使用循环或列表创建变量。 动态循环不好吗？

Question

So i've looked through stackoverflow and feel that very similar questions have been asked, however I wasn't able to quite tailor those answers to my problem (sorry!).

From other threads, what I have gathered is that 1) dynamic loops are bad 2) list comprehension or dictionaries might help me?

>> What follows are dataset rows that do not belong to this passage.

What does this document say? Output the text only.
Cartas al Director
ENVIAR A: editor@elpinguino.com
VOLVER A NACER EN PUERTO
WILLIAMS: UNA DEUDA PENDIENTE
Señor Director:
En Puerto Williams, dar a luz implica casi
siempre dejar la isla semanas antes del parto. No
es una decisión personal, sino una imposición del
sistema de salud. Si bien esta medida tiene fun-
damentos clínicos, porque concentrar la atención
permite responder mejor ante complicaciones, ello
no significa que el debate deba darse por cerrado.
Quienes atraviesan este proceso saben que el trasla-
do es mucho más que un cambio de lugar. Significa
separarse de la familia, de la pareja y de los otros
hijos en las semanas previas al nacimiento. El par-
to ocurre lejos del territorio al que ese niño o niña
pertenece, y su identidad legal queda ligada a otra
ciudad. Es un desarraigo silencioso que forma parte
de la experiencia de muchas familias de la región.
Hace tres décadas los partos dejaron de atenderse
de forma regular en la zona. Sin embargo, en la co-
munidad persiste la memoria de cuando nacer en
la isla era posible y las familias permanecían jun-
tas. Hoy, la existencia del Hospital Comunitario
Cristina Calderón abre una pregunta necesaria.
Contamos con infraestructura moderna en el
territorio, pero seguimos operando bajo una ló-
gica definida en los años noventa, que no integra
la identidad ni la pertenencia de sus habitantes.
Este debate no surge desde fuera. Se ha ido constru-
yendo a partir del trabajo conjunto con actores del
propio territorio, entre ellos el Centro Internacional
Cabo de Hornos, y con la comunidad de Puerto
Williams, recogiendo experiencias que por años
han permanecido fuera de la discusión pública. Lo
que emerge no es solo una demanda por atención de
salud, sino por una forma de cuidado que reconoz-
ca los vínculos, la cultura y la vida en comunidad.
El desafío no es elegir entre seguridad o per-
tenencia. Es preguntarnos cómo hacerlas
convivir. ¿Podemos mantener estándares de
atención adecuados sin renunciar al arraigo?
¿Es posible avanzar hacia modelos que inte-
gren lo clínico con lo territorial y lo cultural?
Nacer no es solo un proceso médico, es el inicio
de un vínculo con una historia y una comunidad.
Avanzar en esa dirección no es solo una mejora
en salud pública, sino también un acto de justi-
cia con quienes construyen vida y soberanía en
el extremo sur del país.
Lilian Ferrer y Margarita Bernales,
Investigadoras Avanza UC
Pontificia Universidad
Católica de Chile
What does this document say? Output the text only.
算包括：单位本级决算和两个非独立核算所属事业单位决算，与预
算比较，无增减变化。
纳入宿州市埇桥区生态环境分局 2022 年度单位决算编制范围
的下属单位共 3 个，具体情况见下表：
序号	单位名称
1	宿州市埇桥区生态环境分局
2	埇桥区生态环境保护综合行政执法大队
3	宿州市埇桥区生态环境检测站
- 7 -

What I want to end up with

grant1 = median(df.query('income < 25000')['grant']
grant2 = median(df.query('income > 25000 and income < 50000')['grant']
grant3 = median(df.query('income > 50000 and income < 75000')['grant']
grant4 = ...
grant5 = ...

funding1 = median(df.query('income < 25000')['funding']
funding2 = median(df.query('income > 25000 and income < 50000')['funding']
funding3 = median(df.query('income > 50000 and income < 75000')['funding']
funding4 = ...
funding5= ...

Sort of what I want to do

source = ['grant', 'funding']
for x in source:
    x1 = median(df.query('income < 25000')['x']
    x2 = median(df.query('income > 25000 and income < 50000')['x']
    x3 = ....
    x4 = .....

Any suggestions, or confusions regarding what I am trying to do here?

Thanks!

Answer 1

You have a bunch a variables that you want to assign to, where the names might look like these: grant0, funding97, grant42, grant26, funding27

So instead of having seperate variables, put the data all together into one variable that stores them like this:

source = {'grant': [], 'funding': []'}

So instead of accessing the data from the variable grant0 , you can do source['grant'][0] . As another example, instead of using funding97 , use source['funding'][97]

---

If I understand your question correctly, this may be what you want:

income_brackets = [(0, 25000), (25000, 50000)]
source = {'grant': [], 'funding': []}

#Hard to understand one-liner
#source = {key: [median(df.query('income > {} and income < {}'.format(lower, upper))[key]) for lower, upper in income_brackets] for key in source}

#Easy to understand three-liner
for lower, upper in income_brackets:
    for key in source:
        source[key].append(median(df.query('income > {} and income < {}'.format(lower, upper))[key]))

---

How list comprehensions work:

>>> foo = []
>>> for i in range(10):
        foo.append(i)
>>> foo
[0, 1, 2, 3, 4, 5, 6, 7, 8, 9]
>>> bar = [i for i in range(10)]
>>> bar
[0, 1, 2, 3, 4, 5, 6, 7, 8, 9]

Dictionary comprehensions work similar to list comprehensions, except you have key value pairs.

---

Step-by-step explanation of my solution using the interpreter:

>>> income_brackets = [(0, 25000), (25000, 50000)]
>>> source = {'grant': [], 'funding': []}
>>> for lower, upper in income_brackets:
        print(lower, upper)
0 25000
25000 50000
>>> for lower, upper in income_brackets:
        for key in source:
            print(lower, upper, key)
0 25000 grant
0 25000 funding
25000 50000 grant
25000 50000 funding
>>> for lower, upper in income_brackets:
        for key in source:
            source[key].append(5)
>>> source
{'grant': [5, 5], 'funding': [5, 5]}
>>> source['grant'][0]
5
>>> source['grant'][1]
5
>>> source['funding'][0]
5
>>> source['funding'][1]
5

Answer 2

What's wrong with "dynamic loops"? From the point of view of code reuse, your latter approach is much more elegant:

source = ['grant', 'funding']
result = []

for x in source:
  r = []
  r.append(median(df.query('income < 25000')[x])
  r.append(median(df.query('income > 25000 and income < 50000')[x])
  r.append(median(df.query('income > 50000 and income < 75000')[x])
  # ...
  result.append(r)

I am not altogether sure what you are attempting to do. Hope this helps!